Абигейл с отцом остались дома с Уэстоном. Больше делать было нечего. Гудзон сказал, что войска патриотов находятся на Блумингдейлской дороге, которая пролегает по западной стороне Манхэттена. Что они предпочтут – атакуют красномундирников или попробуют проскользнуть? Абигейл не знала, где Джеймс. Отец стоял за воротами и прислушивался к пальбе.

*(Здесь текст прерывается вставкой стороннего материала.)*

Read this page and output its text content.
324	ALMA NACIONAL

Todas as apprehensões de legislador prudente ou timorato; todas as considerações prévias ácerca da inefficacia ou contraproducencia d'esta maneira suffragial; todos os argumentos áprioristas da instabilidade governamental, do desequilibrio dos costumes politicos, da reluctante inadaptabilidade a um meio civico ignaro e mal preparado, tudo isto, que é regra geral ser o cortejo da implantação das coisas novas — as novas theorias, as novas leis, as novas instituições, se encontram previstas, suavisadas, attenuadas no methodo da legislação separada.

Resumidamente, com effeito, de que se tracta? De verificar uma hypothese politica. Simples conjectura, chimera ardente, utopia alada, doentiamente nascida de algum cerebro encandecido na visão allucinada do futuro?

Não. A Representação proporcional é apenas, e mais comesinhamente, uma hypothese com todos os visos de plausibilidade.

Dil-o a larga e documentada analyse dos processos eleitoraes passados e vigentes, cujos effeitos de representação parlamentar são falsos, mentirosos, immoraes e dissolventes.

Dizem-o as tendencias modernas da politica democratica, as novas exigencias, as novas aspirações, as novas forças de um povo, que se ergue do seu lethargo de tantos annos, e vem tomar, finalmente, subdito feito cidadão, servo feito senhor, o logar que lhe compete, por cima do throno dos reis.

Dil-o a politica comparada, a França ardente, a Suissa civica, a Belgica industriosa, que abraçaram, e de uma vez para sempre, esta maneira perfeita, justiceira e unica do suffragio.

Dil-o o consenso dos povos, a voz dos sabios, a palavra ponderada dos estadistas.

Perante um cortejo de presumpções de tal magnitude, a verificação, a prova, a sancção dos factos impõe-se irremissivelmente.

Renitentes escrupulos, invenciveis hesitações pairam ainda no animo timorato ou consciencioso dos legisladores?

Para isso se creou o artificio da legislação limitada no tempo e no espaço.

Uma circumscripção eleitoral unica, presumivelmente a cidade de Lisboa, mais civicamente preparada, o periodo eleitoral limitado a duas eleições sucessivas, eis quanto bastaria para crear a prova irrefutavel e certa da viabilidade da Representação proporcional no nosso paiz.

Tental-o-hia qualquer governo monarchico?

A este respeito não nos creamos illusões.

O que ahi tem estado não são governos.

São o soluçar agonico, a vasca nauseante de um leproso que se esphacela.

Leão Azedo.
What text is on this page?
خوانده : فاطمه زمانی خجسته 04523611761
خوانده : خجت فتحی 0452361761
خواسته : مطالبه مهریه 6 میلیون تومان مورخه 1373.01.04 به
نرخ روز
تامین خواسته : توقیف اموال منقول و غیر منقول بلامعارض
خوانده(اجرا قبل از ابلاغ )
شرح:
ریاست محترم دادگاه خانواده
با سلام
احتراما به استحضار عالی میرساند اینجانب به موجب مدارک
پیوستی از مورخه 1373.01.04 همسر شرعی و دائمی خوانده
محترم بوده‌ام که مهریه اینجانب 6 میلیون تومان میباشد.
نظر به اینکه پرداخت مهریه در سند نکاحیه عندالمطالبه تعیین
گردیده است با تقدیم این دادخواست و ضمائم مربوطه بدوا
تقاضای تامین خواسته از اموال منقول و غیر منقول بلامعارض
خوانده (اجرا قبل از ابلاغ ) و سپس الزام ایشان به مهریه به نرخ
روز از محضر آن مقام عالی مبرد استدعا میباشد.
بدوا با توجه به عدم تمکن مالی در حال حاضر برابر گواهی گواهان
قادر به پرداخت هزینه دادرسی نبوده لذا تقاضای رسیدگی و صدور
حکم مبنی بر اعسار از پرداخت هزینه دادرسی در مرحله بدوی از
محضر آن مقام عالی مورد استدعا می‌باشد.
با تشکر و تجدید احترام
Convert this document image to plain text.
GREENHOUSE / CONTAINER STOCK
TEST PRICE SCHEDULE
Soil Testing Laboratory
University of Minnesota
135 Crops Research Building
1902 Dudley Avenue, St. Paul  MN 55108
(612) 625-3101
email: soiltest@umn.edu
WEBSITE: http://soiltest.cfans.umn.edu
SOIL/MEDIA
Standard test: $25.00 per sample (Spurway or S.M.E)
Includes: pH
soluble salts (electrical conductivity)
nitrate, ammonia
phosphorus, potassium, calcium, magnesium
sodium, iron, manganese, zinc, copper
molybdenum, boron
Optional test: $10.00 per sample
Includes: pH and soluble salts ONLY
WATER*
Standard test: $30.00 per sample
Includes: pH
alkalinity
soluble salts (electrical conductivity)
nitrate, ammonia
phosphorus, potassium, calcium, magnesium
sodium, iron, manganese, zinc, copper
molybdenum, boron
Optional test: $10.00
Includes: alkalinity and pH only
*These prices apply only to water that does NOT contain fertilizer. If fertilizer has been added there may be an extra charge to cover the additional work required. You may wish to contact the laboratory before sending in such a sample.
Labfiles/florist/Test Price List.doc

Если патриоты отступали, то их гражданским единомышленникам не оставалось другого выхода. Это была странная картина. Тянулись целые семьи со скарбом, погруженным в фургоны, а то и в обычные тачки. Абигейл подошла к отцу, и тот сообщил, что видел, как мимо спешно проехал Чарли Уайт. Она спросила, не сказал ли тот чего.
– Нет. Но он помахал.
Прошел час. Затем еще. Тишина наводила жуть. Наконец Мастер услышал трескотню мушкетных выстрелов, но через несколько минут она стихла, и вновь воцарилось безмолвие. Прошло двадцать минут. Потом на улице показался одинокий всадник.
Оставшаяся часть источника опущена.